The Caretos party is part of an age-old tradition that is celebrated in Portugal on Shrovetide. In Trás-os-Montes it is celebrated in several villages in the municipalities of Vinhais, Bragança, Macedo de Cavaleiros (especially Podence) and Vimioso, and in the Alto Douro in Lazarim in the municipality of Lamego.

In winter, at sunset, a festive season begins in the region of Trás-os-Montes that goes on until Carnival, full of moments of fun that stir up the streets of cities and villages. It is a time of celebration that symbolizes rejuvenation and the beginning of a new cycle, both in nature and in social life.

A large part of these festivities, which still exist in small towns in Portugal and Spain, are particularly popular during the period known as the “Cycle of the 12 days”, which runs from Christmas to the Epiphany (Twelfth Day). At these festivities, young people have, similar to what happened in some civilizations of antiquity, to show evidence that they are able to take on a more active role in the life of the communities in which they are inserted, since among the elderly and children, they are the strongest element. Thus, these celebrations are also manifestations of social cohesion.

The Feast of Boys, which is also called Feast of Santo Estêvão, is probably the most important. It is a tradition that originates from ancient rituals of passage from adolescence to adulthood. Early in the morning, the boys parade through the streets with the typical colorful costumes and Caretos, provoking, rattling and interacting with the population, in great revelry. Also, the Feast of the Kings (or Epiphany), despite being associated with the birth of Jesus Christ, continues, in many villages, to be celebrated with the presence of these masked boys.

The Shrovetide Chocalheiro is the pinnacle of irreverent manifestations that at this time are not only allowed, but also constitute an attraction and make news. In some areas of the region, it is on this day that the masked figures of Death, the Devil and the Censorship take to the streets, committing the most diverse misdeeds. Shrove Tuesday and the prior Sunday are the days when the Caretos are most active. They appear in groups from every corner of the village running and shouting excitedly, frightening the people and “robbing” all the wineries. The main target of these masquerade groups are single young women, who make them climb to the top of walls and verandas.

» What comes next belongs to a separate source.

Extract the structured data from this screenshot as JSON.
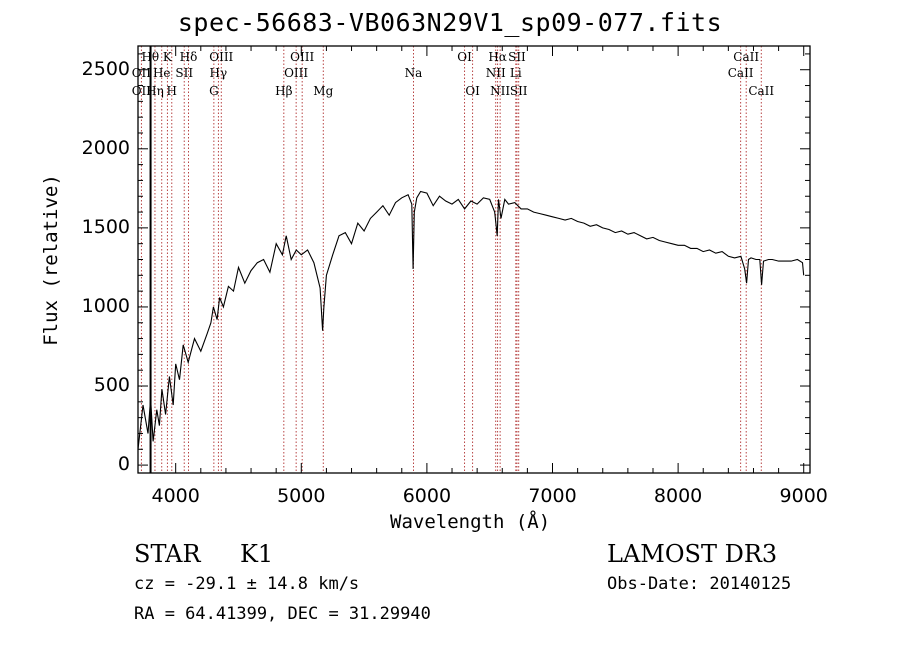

A little throughout the region of Trás-os-Montes and Alto Douro, this is a time of celebration announced by the sound of the bagpipes of the rounds, it is the time of processions, loas, community meals and collections.

Scholars associate the Careto tradition with memories of magical practices related to agrarian fertility cults.

== Facanito ==
The Facanito is a child who disguises himself as a “Careto” and tries to imitate the Caretos in their merrymaking, fulfilling his own initiation ritual and ensuring the continuity of tradition.

In the Middle Ages in Trás-os-Montes it was referred to as a "little devil that feeds on ground steel". In Miranda do Douro, it is the name given to a man of small stature with a provocative air and it is also the name given to a mythological being, very small and restless.